La bonne foi étant présumée, il appartient à M. [M] qui l’invoque de prouver la mauvaise foi de l’employeur.
La cour a précédemment retenu que la société avait commis des manquements dans l’exécution du contrat de travail s’agissant de la PPI. Il en est résulté pour M. [M] un préjudice caractérisé qui sera réparé par l’allocation de la somme de 1 000 euros à titre de dommages et intérêts.

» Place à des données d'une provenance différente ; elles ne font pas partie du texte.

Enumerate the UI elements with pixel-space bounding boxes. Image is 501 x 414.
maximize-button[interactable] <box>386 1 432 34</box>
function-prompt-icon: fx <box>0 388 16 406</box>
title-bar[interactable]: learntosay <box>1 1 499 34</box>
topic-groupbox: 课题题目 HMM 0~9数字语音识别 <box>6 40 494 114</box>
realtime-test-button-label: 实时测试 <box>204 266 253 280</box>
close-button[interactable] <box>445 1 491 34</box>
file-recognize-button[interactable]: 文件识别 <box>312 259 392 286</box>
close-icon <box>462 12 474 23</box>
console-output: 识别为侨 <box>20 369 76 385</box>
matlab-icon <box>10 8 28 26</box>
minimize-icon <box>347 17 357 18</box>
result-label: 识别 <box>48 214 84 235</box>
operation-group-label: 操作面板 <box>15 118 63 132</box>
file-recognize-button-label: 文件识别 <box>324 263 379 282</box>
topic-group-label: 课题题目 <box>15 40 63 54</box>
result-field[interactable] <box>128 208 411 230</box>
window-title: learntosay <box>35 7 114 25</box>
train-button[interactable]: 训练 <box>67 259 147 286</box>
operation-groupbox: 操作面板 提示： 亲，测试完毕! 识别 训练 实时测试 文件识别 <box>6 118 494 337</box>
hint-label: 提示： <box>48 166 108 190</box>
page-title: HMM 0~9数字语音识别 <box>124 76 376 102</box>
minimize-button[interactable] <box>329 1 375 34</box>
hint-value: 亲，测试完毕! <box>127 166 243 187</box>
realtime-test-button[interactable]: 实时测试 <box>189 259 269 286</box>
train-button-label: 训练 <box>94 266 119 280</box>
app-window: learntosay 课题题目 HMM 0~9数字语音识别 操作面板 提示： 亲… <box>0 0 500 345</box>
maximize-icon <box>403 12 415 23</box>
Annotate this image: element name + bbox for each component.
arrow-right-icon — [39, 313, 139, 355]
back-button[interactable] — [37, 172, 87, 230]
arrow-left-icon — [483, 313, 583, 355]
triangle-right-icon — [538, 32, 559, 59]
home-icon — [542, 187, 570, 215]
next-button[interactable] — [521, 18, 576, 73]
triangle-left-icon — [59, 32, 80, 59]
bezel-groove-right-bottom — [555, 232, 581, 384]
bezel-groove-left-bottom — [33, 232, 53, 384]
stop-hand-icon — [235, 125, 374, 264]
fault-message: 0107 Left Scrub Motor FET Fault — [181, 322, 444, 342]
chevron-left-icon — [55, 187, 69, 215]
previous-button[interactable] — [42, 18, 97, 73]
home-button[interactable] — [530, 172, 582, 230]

La décision des premiers juges sera confirmée sur ce chef de demande.
Sur le cours des intérêts
En application des articles 1231-6 et 1231-7 du code civil, les créances salariales produisent intérêt au taux légal à compter de la réception par l’employeur de la convocation devant le bureau de conciliation et d’orientation et les créances indemnitaires produisent intérêt au taux légal à compter de la décision qui les prononce, la capitalisation des intérêts étant ordonnée conformément aux dispositions de l’article 1343-2 du même code. Dès lors, la décision des premiers juges sera confirmée pour ce qui concerne le cours des intérêts.
Sur la remise des documents
Il sera ordonné à la société Airport Passengers and Freight Security de remettre à M. [L] [M] un bulletin de salaire conforme à la présente décision sans qu’il y ait lieu à prononcer une astreinte.
La décision des premiers juges sera infirmée pour ce qui concerne l’astreinte.
Sur les dépens et les frais irrépétibles
Partie perdante, la société sera condamnée au paiement des dépens. Le jugement sera confirmé en ce qu’il a mis les dépens à sa charge.
La société sera condamnée à payer à M. [M] la somme de 1 500 euros au titre des dispositions de l’article 700 du code de procédure civile pour la procédure d’appel, la décision des premiers juges étant confirmée à ce titre.
Elle sera déboutée de sa demande à ce titre, la décision des premiers juges étant confirmée à cet égard.
PAR CES MOTIFS
La cour statuant par arrêt contradictoire mis à disposition au greffe,
Confirme le jugement sauf en ce qui concerne le rappel de prime d’ancienneté, l’indemnité compensatrice de congés payés afférents et l’astreinte,
Statuant à nouveau sur les chefs infirmés et y ajoutant,
Déboute M. [L] [M] de ses demandes au titre d’un rappel de prime d’ancienneté et d’indemnité compensatrice de congés payés afférents,
Ordonne à la société Airport Passengers and Freight Security de remettre à M. [L] [M] un bulletin de salaire conforme à la présente décision,
Dit n’y avoir lieu à astreinte,
Condamne la société Airport Passengers and Freight Security à payer à M. [L] [M] la somme de 1 500 euros en application de l’article 700 du code de procédure civile pour la procédure d’appel avec intérêts au taux légal à compter de la présente décision,
Déboute les parties de leurs demandes plus amples ou contraires,
Condamne la société Airport Passengers and Freight Security aux dépens.